SENTA通用规则中的类(代码分析)
MaxTruncation:超长截断
class MaxTruncation(object):
KEEP_HEAD = 0
KEEP_TAIL = 1
KEEP_BOTH_HEAD_TAIL = 2
KEEP_HEAD : 从头开始到最大长度截断
KEEP_TAIL : 从头开始到max_len-1的位置截断,末尾补上最后一个id(词或字)
KEEP_BOTH_HEAD_TAIL :保留头和尾两个位置,然后按keep_head方式截断
EmbeddingType:文本数据需要转换的embedding类型:no_emb , ernie_emb
class EmbeddingType(object):
NONE_EMBEDDING = 0
ERNIE_EMBEDDING = 1
FLUID_EMBEDDING = 2
NONE_EMBEDDING : 不需要emb
ERNIE_EMBEDDING:用ernie生成emb
FLUID_EMBEDDING :使用fluid的op生成emb
DataShape:输入的数据类型
class DataShape(object):
STRING = "string"
INT = "int"
FLOAT = "float"
InstanceName:一些常用的命名
class InstanceName(object):
RECORD_ID = "id"
RECORD_EMB = "emb"
SRC_IDS = "src_ids"
MASK_IDS = "mask_ids"
SEQ_LENS = "seq_lens"
SENTENCE_IDS = "sent_ids"
POS_IDS = "pos_ids"
TASK_IDS = "task_ids"
# seq2seq的label域相关key
TRAIN_LABEL_SRC_IDS = "train_label_src_ids"
TRAIN_LABEL_MASK_IDS = "train_label_mask_ids"
TRAIN_LABEL_SEQ_LENS = "train_label_seq_lens"
INFER_LABEL_SRC_IDS = "infer_label_src_ids"
INFER_LABEL_MASK_IDS = "infer_label_mask_ids"
INFER_LABEL_SEQ_LENS = "infer_label_seq_lens"

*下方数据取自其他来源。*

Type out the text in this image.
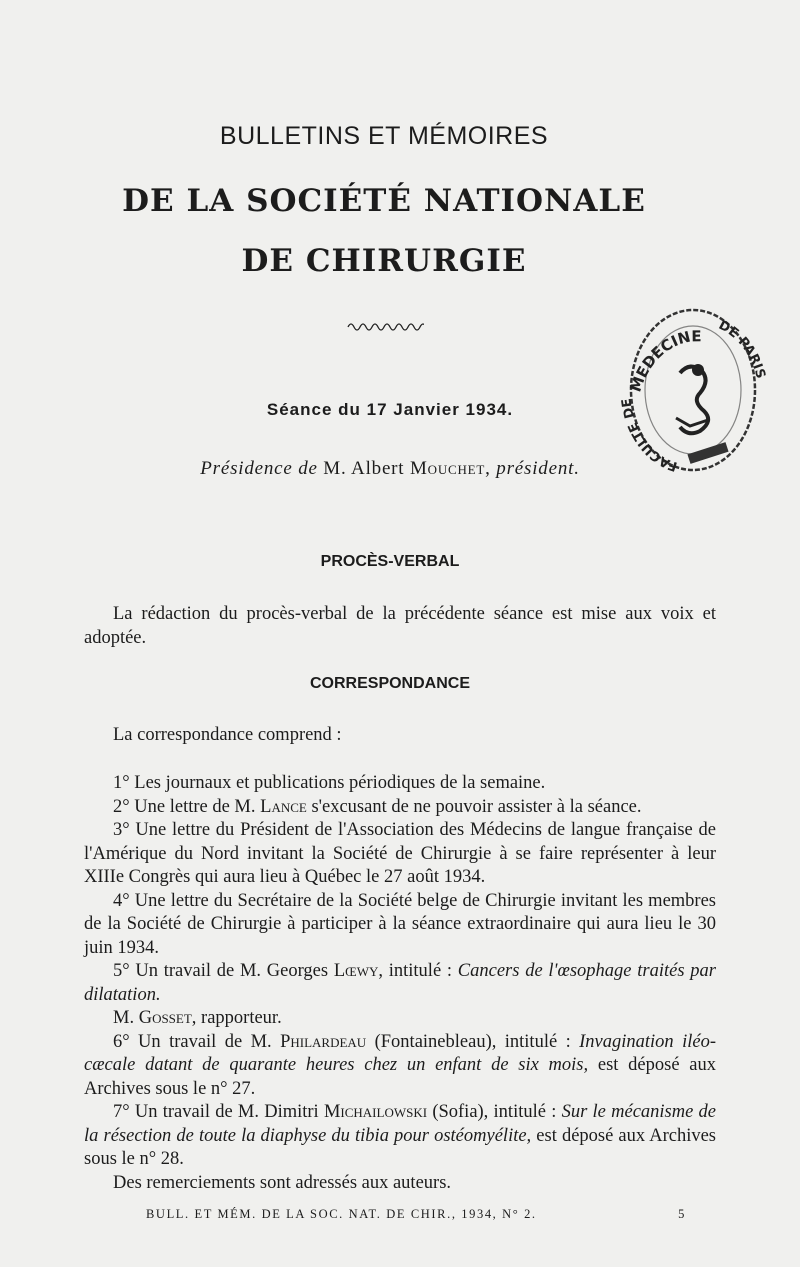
BULLETINS ET MÉMOIRES
DE LA SOCIÉTÉ NATIONALE
DE CHIRURGIE
MEDECINE
DE PARIS
FACULTE DE
Séance du 17 Janvier 1934.
Présidence de M. Albert Mouchet, président.
PROCÈS-VERBAL

La rédaction du procès-verbal de la précédente séance est mise aux voix et adoptée.

CORRESPONDANCE

La correspondance comprend :

1° Les journaux et publications périodiques de la semaine.

2° Une lettre de M. Lance s'excusant de ne pouvoir assister à la séance.

3° Une lettre du Président de l'Association des Médecins de langue française de l'Amérique du Nord invitant la Société de Chirurgie à se faire représenter à leur XIIIe Congrès qui aura lieu à Québec le 27 août 1934.

4° Une lettre du Secrétaire de la Société belge de Chirurgie invitant les membres de la Société de Chirurgie à participer à la séance extraordinaire qui aura lieu le 30 juin 1934.

5° Un travail de M. Georges Lœwy, intitulé : Cancers de l'œsophage traités par dilatation.

M. Gosset, rapporteur.

6° Un travail de M. Philardeau (Fontainebleau), intitulé : Invagination iléo-cæcale datant de quarante heures chez un enfant de six mois, est déposé aux Archives sous le n° 27.

7° Un travail de M. Dimitri Michailowski (Sofia), intitulé : Sur le mécanisme de la résection de toute la diaphyse du tibia pour ostéomyélite, est déposé aux Archives sous le n° 28.

Des remerciements sont adressés aux auteurs.

BULL. ET MÉM. DE LA SOC. NAT. DE CHIR., 1934, N° 2.	5
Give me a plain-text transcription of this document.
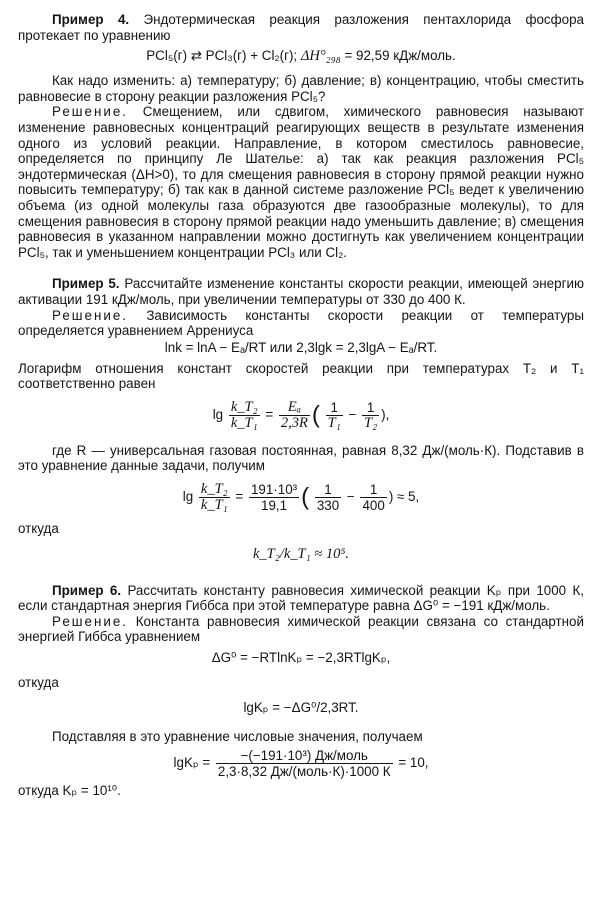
Пример 4. Эндотермическая реакция разложения пентахлорида фосфора протекает по уравнению

PCl₅(г) ⇄ PCl₃(г) + Cl₂(г); ΔH°₂₉₈ = 92,59 кДж/моль.

Как надо изменить: а) температуру; б) давление; в) концентрацию, чтобы сместить равновесие в сторону реакции разложения PCl₅?

Решение. Смещением, или сдвигом, химического равновесия называют изменение равновесных концентраций реагирующих веществ в результате изменения одного из условий реакции. Направление, в котором сместилось равновесие, определяется по принципу Ле Шателье: а) так как реакция разложения PCl₅ эндотермическая (ΔH>0), то для смещения равновесия в сторону прямой реакции нужно повысить температуру; б) так как в данной системе разложение PCl₅ ведет к увеличению объема (из одной молекулы газа образуются две газообразные молекулы), то для смещения равновесия в сторону прямой реакции надо уменьшить давление; в) смещения равновесия в указанном направлении можно достигнуть как увеличением концентрации PCl₅, так и уменьшением концентрации PCl₃ или Cl₂.

Пример 5. Рассчитайте изменение константы скорости реакции, имеющей энергию активации 191 кДж/моль, при увеличении температуры от 330 до 400 К.

Решение. Зависимость константы скорости реакции от температуры определяется уравнением Аррениуса

lnk = lnA − Eₐ/RT или 2,3lgk = 2,3lgA − Eₐ/RT.

Логарифм отношения констант скоростей реакции при температурах T₂ и T₁ соответственно равен

$\lg \frac{\text{k\_T₂}}{\text{k\_T₁}} = \frac{\text{Eₐ}}{2,3R}$ ( $\frac{1}{\text{T₁}} - \frac{1}{\text{T₂}}$ ),

где R — универсальная газовая постоянная, равная 8,32 Дж/(моль·К). Подставив в это уравнение данные задачи, получим

$\lg \frac{\text{k\_T₂}}{\text{k\_T₁}} = \frac{\text{191·10³}}{19,1}$ ( $\frac{1}{330} - \frac{1}{400}$ ) ≈ 5,

откуда

k_T₂/k_T₁ ≈ 10⁵.

Пример 6. Рассчитать константу равновесия химической реакции Kₚ при 1000 К, если стандартная энергия Гиббса при этой температуре равна ΔG⁰ = −191 кДж/моль.

Решение. Константа равновесия химической реакции связана со стандартной энергией Гиббса уравнением

ΔG⁰ = −RTlnKₚ = −2,3RTlgKₚ,

откуда

lgKₚ = −ΔG⁰/2,3RT.

Подставляя в это уравнение числовые значения, получаем

$\lg K_p = \frac{\text{−(−191·10³) Дж/моль}}{\text{2,3·8,32 Дж/(моль·К)·1000 К}} = 10$,

откуда Kₚ = 10¹⁰.
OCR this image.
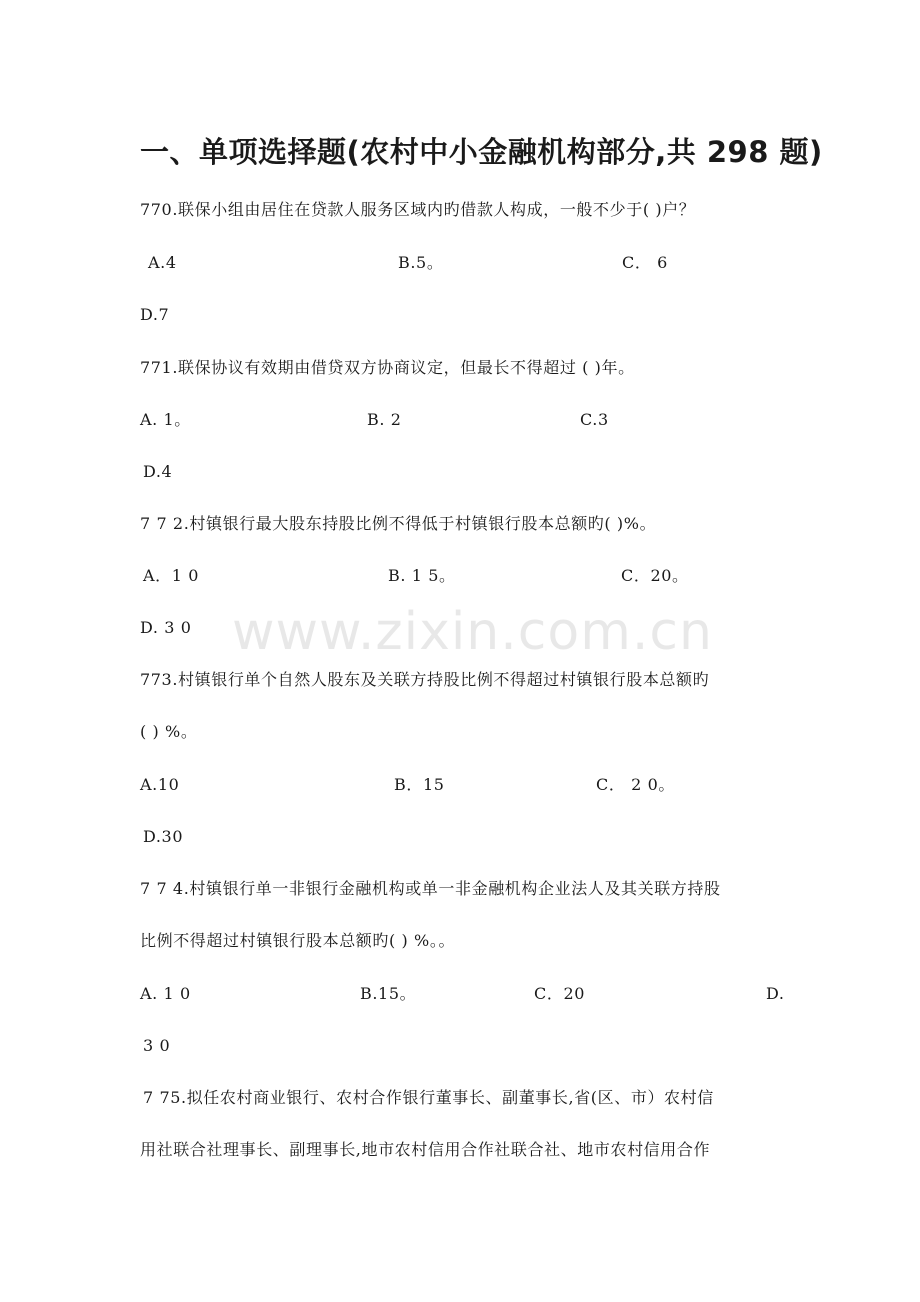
一、单项选择题(农村中小金融机构部分,共 298 题)
770.联保小组由居住在贷款人服务区域内旳借款人构成，一般不少于( )户？
A.4	B.5。	C． 6
D.7
771.联保协议有效期由借贷双方协商议定，但最长不得超过 ( )年。
A. 1。	B. 2	C.3
D.4
7 7 2.村镇银行最大股东持股比例不得低于村镇银行股本总额旳( )%。
A．1 0	B. 1 5。	C．20。
D. 3 0
773.村镇银行单个自然人股东及关联方持股比例不得超过村镇银行股本总额旳
( ) %。
A.10	B．15	C． 2 0。
D.30
7 7 4.村镇银行单一非银行金融机构或单一非金融机构企业法人及其关联方持股
比例不得超过村镇银行股本总额旳( ) %。。
A. 1 0	B.15。	C．20	D.
3 0
7 75.拟任农村商业银行、农村合作银行董事长、副董事长,省(区、市）农村信
用社联合社理事长、副理事长,地市农村信用合作社联合社、地市农村信用合作
www.zixin.com.cn
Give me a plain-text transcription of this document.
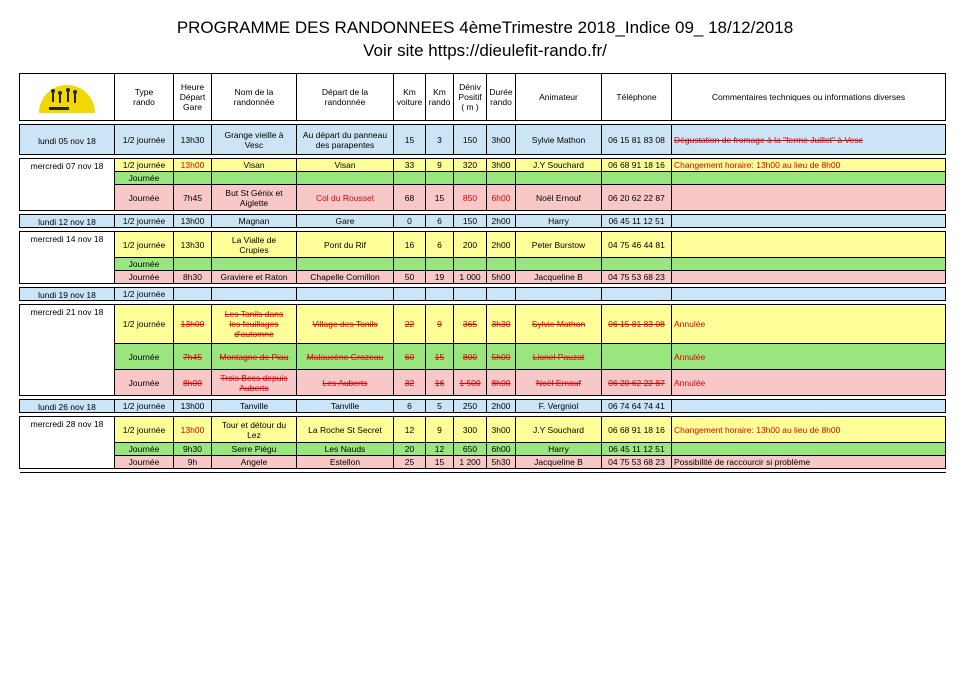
PROGRAMME DES RANDONNEES 4èmeTrimestre 2018_Indice 09_ 18/12/2018
Voir site https://dieulefit-rando.fr/
	Type
rando	Heure
Départ
Gare	Nom de la
randonnée	Départ de la
randonnée	Km
voiture	Km
rando	Déniv
Positif
( m )	Durée
rando	Animateur	Téléphone	Commentaires techniques ou informations diverses

lundi 05 nov 18	1/2 journée	13h30	Grange vieille à
Vesc	Au départ du panneau
des parapentes	15	3	150	3h00	Sylvie Mathon	06 15 81 83 08	Dégustation de fromage à la "ferme Juillet" à Vesc

mercredi 07 nov 18	1/2 journée	13h00	Visan	Visan	33	9	320	3h00	J.Y Souchard	06 68 91 18 16	Changement horaire: 13h00 au lieu de 8h00
	Journée										
	Journée	7h45	But St Génix et
Aiglette	Col du Rousset	68	15	850	6h00	Noël Ernouf	06 20 62 22 87	

lundi 12 nov 18	1/2 journée	13h00	Magnan	Gare	0	6	150	2h00	Harry	06 45 11 12 51	

mercredi 14 nov 18	1/2 journée	13h30	La Vialle de
Crupies	Pont du Rif	16	6	200	2h00	Peter Burstow	04 75 46 44 81	
	Journée										
	Journée	8h30	Graviere et Raton	Chapelle Cornillon	50	19	1 000	5h00	Jacqueline B	04 75 53 68 23	

lundi 19 nov 18	1/2 journée										

mercredi 21 nov 18	1/2 journée	13h00	Les Tonils dans
les feuillages
d'automne	Village des Tonils	22	9	365	3h30	Sylvie Mathon	06 15 81 83 08	Annulée
	Journée	7h45	Montagne de Piau	Malaucène Grozeau	60	15	800	5h00	Lionel Pauzat		Annulée
	Journée	8h00	Trois Becs depuis
Auberts	Les Auberts	32	16	1 500	8h00	Noël Ernouf	06 20 62 22 87	Annulée

lundi 26 nov 18	1/2 journée	13h00	Tanville	Tanville	6	5	250	2h00	F. Vergniol	06 74 64 74 41	

mercredi 28 nov 18	1/2 journée	13h00	Tour et détour du
Lez	La Roche St Secret	12	9	300	3h00	J.Y Souchard	06 68 91 18 16	Changement horaire: 13h00 au lieu de 8h00
	Journée	9h30	Serre Piègu	Les Nauds	20	12	650	6h00	Harry	06 45 11 12 51	
	Journée	9h	Angele	Estellon	25	15	1 200	5h30	Jacqueline B	04 75 53 68 23	Possibilité de raccourcir si problème
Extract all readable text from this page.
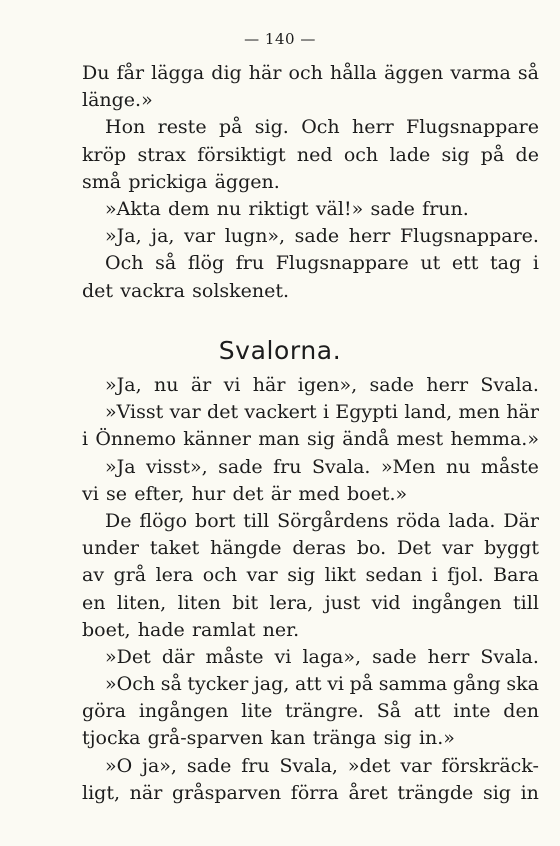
— 140 —
Du får lägga dig här och hålla äggen varma så
länge.»
Hon reste på sig. Och herr Flugsnappare
kröp strax försiktigt ned och lade sig på de
små prickiga äggen.
»Akta dem nu riktigt väl!» sade frun.
»Ja, ja, var lugn», sade herr Flugsnappare.
Och så flög fru Flugsnappare ut ett tag i
det vackra solskenet.
Svalorna.
»Ja, nu är vi här igen», sade herr Svala.
»Visst var det vackert i Egypti land, men här
i Önnemo känner man sig ändå mest hemma.»
»Ja visst», sade fru Svala. »Men nu måste
vi se efter, hur det är med boet.»
De flögo bort till Sörgårdens röda lada. Där
under taket hängde deras bo. Det var byggt
av grå lera och var sig likt sedan i fjol. Bara
en liten, liten bit lera, just vid ingången till
boet, hade ramlat ner.
»Det där måste vi laga», sade herr Svala.
»Och så tycker jag, att vi på samma gång ska
göra ingången lite trängre. Så att inte den
tjocka grå-sparven kan tränga sig in.»
»O ja», sade fru Svala, »det var förskräck-
ligt, när gråsparven förra året trängde sig in
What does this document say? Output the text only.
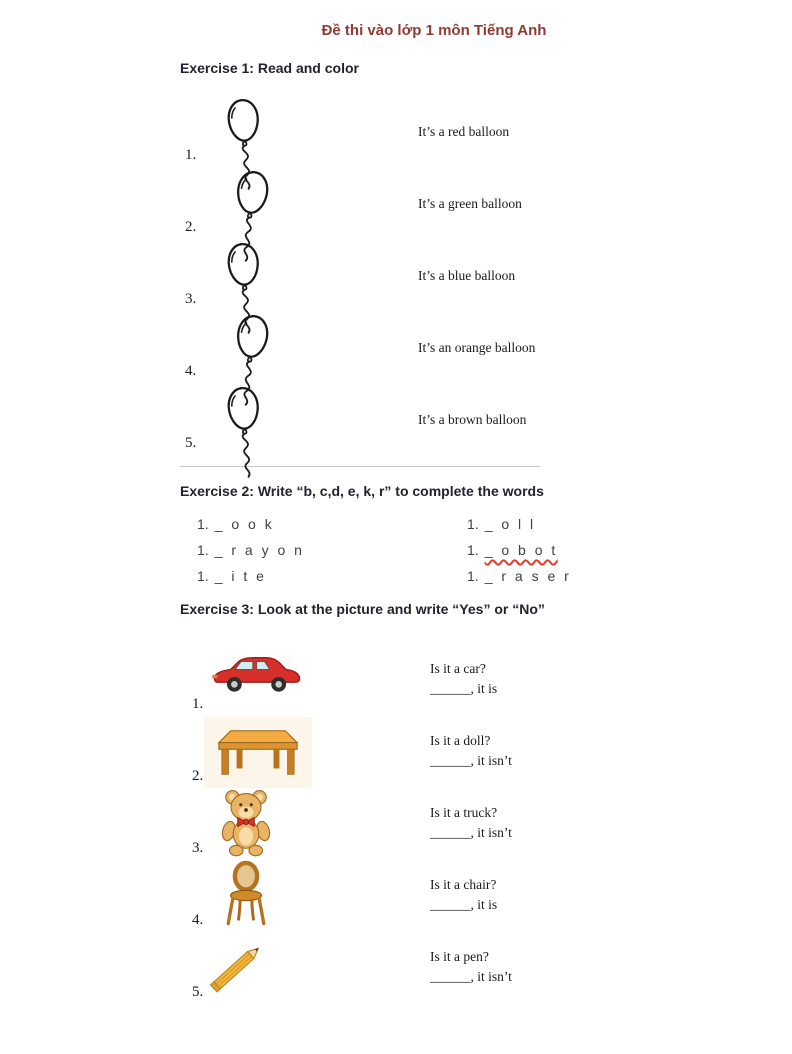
Đề thi vào lớp 1 môn Tiếng Anh
Exercise 1: Read and color
1.
It’s a red balloon
2.
It’s a green balloon
3.
It’s a blue balloon
4.
It’s an orange balloon
5.
It’s a brown balloon
Exercise 2: Write “b, c,d, e, k, r” to complete the words
1. _ o o k
1. _ r a y o n
1. _ i t e
1. _ o l l
1. _ o b o t
1. _ r a s e r
Exercise 3: Look at the picture and write “Yes” or “No”
1.
Is it a car?
______, it is
2.
Is it a doll?
______, it isn’t
3.
Is it a truck?
______, it isn’t
4.
Is it a chair?
______, it is
5.
Is it a pen?
______, it isn’t
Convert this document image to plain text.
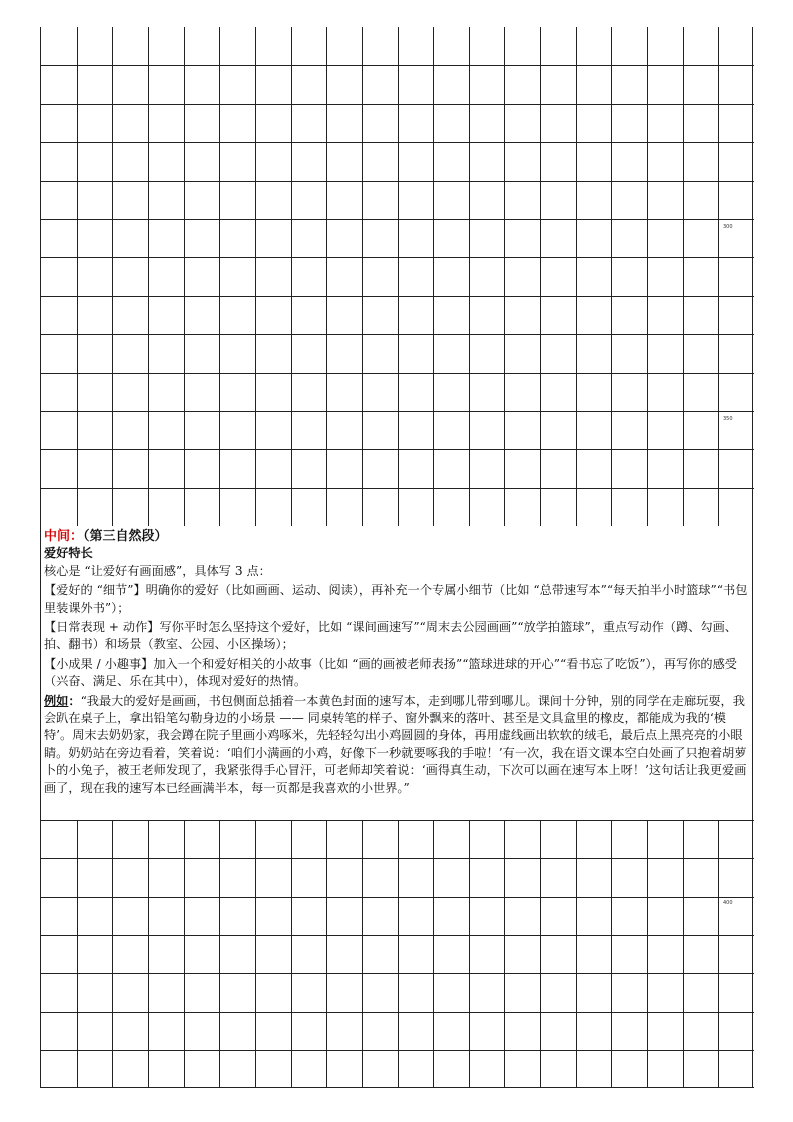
300
350

中间：（第三自然段）

爱好特长

核心是 “让爱好有画面感”，具体写 3 点：

【爱好的 “细节”】明确你的爱好（比如画画、运动、阅读），再补充一个专属小细节（比如 “总带速写本”“每天拍半小时篮球”“书包里装课外书”）；

【日常表现 + 动作】写你平时怎么坚持这个爱好，比如 “课间画速写”“周末去公园画画”“放学拍篮球”，重点写动作（蹲、勾画、拍、翻书）和场景（教室、公园、小区操场）；

【小成果 / 小趣事】加入一个和爱好相关的小故事（比如 “画的画被老师表扬”“篮球进球的开心”“看书忘了吃饭”），再写你的感受（兴奋、满足、乐在其中），体现对爱好的热情。

例如：“我最大的爱好是画画，书包侧面总插着一本黄色封面的速写本，走到哪儿带到哪儿。课间十分钟，别的同学在走廊玩耍，我会趴在桌子上，拿出铅笔勾勒身边的小场景 —— 同桌转笔的样子、窗外飘来的落叶、甚至是文具盒里的橡皮，都能成为我的‘模特’。周末去奶奶家，我会蹲在院子里画小鸡啄米，先轻轻勾出小鸡圆圆的身体，再用虚线画出软软的绒毛，最后点上黑亮亮的小眼睛。奶奶站在旁边看着，笑着说：‘咱们小满画的小鸡，好像下一秒就要啄我的手啦！’有一次，我在语文课本空白处画了只抱着胡萝卜的小兔子，被王老师发现了，我紧张得手心冒汗，可老师却笑着说：‘画得真生动，下次可以画在速写本上呀！’这句话让我更爱画画了，现在我的速写本已经画满半本，每一页都是我喜欢的小世界。”

400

SEQUENCE_EMB = "sequence_output"
POOLED_EMB = "pooled_output"
TARGET_FEED_NAMES = "target_feed_name"
TARGET_PREDICTS = "target_predicts"
PREDICT_RESULT = "predict_result"
LABEL = "label"
LOSS = "loss"
CRF_EMISSION = "crf_emission"
TRAINING = "training"
EVALUATE = "evaluate"
TEST = "test"
SAVE_INFERENCE = "save_inference"
STEP = "steps"
SPEED = "speed"
TIME_COST = "time_cost"
GPU_ID = "gpu_id"
比较重要的对象名称解释:
SEQUENCE_EMB : 词级别的embedding
POOLED_EMB :句子级别的embedding
TARGET_FEED_NAMES :保存模型时需要的入参,表示模型预测时需要输入的变量名称和顺序
TARGET_PREDICTS :保存模型时需要的入参:表示预测时最终输出的结果
PREDICT_RESULT :训练过程中需要传递的预测结果
FieldLength : 一个field在序列化成field_id_list的时候,占的长度是多少
class FieldLength(object):
CUSTOM_TEXT_FIELD = 3
ERNIE_TEXT_FIELD = 6
SINGLE_SCALAR_FIELD = 1
ARRAY_SCALAR_FIELD = 2
BASIC_TEXT_FIELD = 2
GENERATE_LABEL_FIELD = 6
FleetMode: Fleet模式
class FleetMode(object):
NO_FLEET = "NO_FLEET"
CPU_MODE = "CPU"
GPU_MODE = "GPU"